Saturday, September 25, 2010

in.a.flash


         Time is one of those concepts that has always been a mystery to us. It’s an uncontrollable force, something that has a mind of its own and a freedom that no civilization can mimic. Clocks have been created to measure it, novels have been written about it, and inventions have been dreamed up to master it. Nobody has been able to do a damn thing about it. Except for one guy.
         Harold Eugene Edgerton was a genius. During his lifespan from April 6, 1903 to January 4, 1990, he revolutionized the worlds of science, art, and everything in between. He devoted his life to inventing, developing, and applying his work to the stroboscopic flash.
An electrical engineer with a doctorate of science from MIT, he couldn’t have known he was changing art forever. Before the strobe, photographers struggled with providing bright light and had to deal with the limits that shutters created. Edgerton replaced mercury vapor with xenon and argon in flash bulbs, which created brighter flashes for less than a microsecond.

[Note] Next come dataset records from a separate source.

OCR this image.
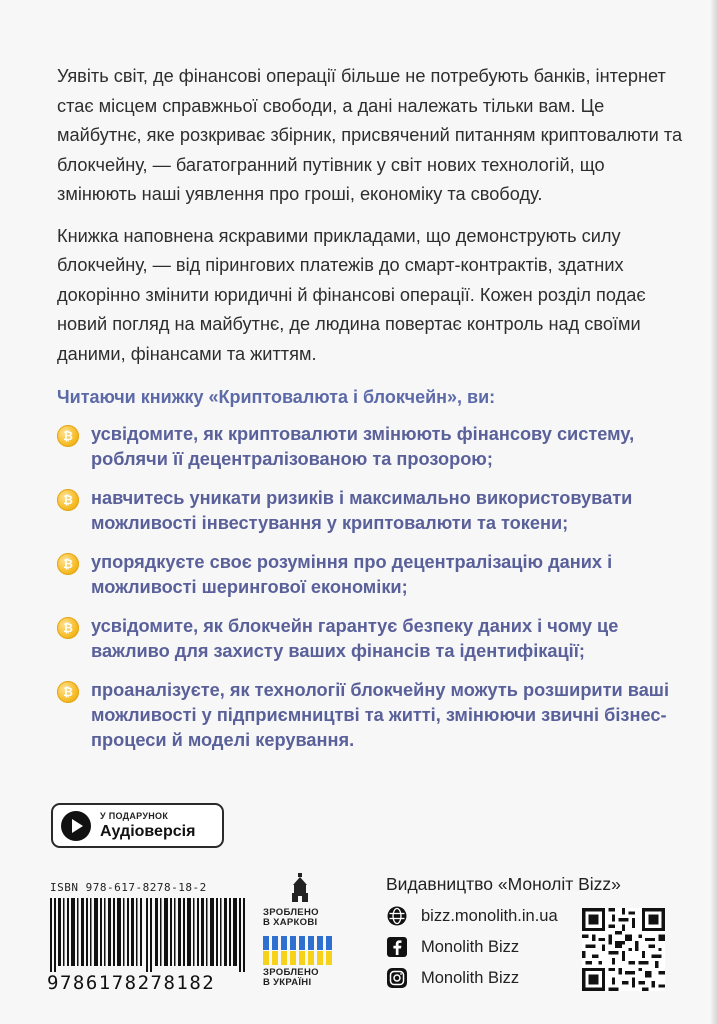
Уявіть світ, де фінансові операції більше не потребують банків, інтернет стає місцем справжньої свободи, а дані належать тільки вам. Це майбутнє, яке розкриває збірник, присвячений питанням криптовалюти та блокчейну, — багатогранний путівник у світ нових технологій, що змінюють наші уявлення про гроші, економіку та свободу.

Книжка наповнена яскравими прикладами, що демонструють силу блокчейну, — від пірингових платежів до смарт-контрактів, здатних докорінно змінити юридичні й фінансові операції. Кожен розділ подає новий погляд на майбутнє, де людина повертає контроль над своїми даними, фінансами та життям.

Читаючи книжку «Криптовалюта і блокчейн», ви:

₿ усвідомите, як криптовалюти змінюють фінансову систему, роблячи її децентралізованою та прозорою;
₿ навчитесь уникати ризиків і максимально використовувати можливості інвестування у криптовалюти та токени;
₿ упорядкуєте своє розуміння про децентралізацію даних і можливості шерингової економіки;
₿ усвідомите, як блокчейн гарантує безпеку даних і чому це важливо для захисту ваших фінансів та ідентифікації;
₿ проаналізуєте, як технології блокчейну можуть розширити ваші можливості у підприємництві та житті, змінюючи звичні бізнес-процеси й моделі керування.
У ПОДАРУНОК
Аудіоверсія
ISBN 978-617-8278-18-2
9786178278182
ЗРОБЛЕНО
В ХАРКОВІ
ЗРОБЛЕНО
В УКРАЇНІ
Видавництво «Моноліт Bizz»
bizz.monolith.in.ua
Monolith Bizz
Monolith Bizz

With his strobe he could create remarkable images that people had never seen before. Edgerton could essentially freeze time.
This included capturing multiple flashes in still photography, which created an image that showed the progression of something, such as several of the positions in a golfer’s swing in one frame.
He could also use motion photography to create stop-motion images or slow motion, like a boy running.
Edgerton’s flash did everything from creating spectacular images in National Geographic, helping science labs to study subatomic particles, gearing up World War II, aided Jacques Cousteau by inventing a sonar device called the “pinger” to measure distance to the sea floor and later the “boomer,” which mapped out layers of sediment beneath the ocean floor. Last but certainly not least, he revolutionized photography that would end up in well-known art galleries around the world and in the hands of 18-year old girls who grew up in small suburban towns such as myself.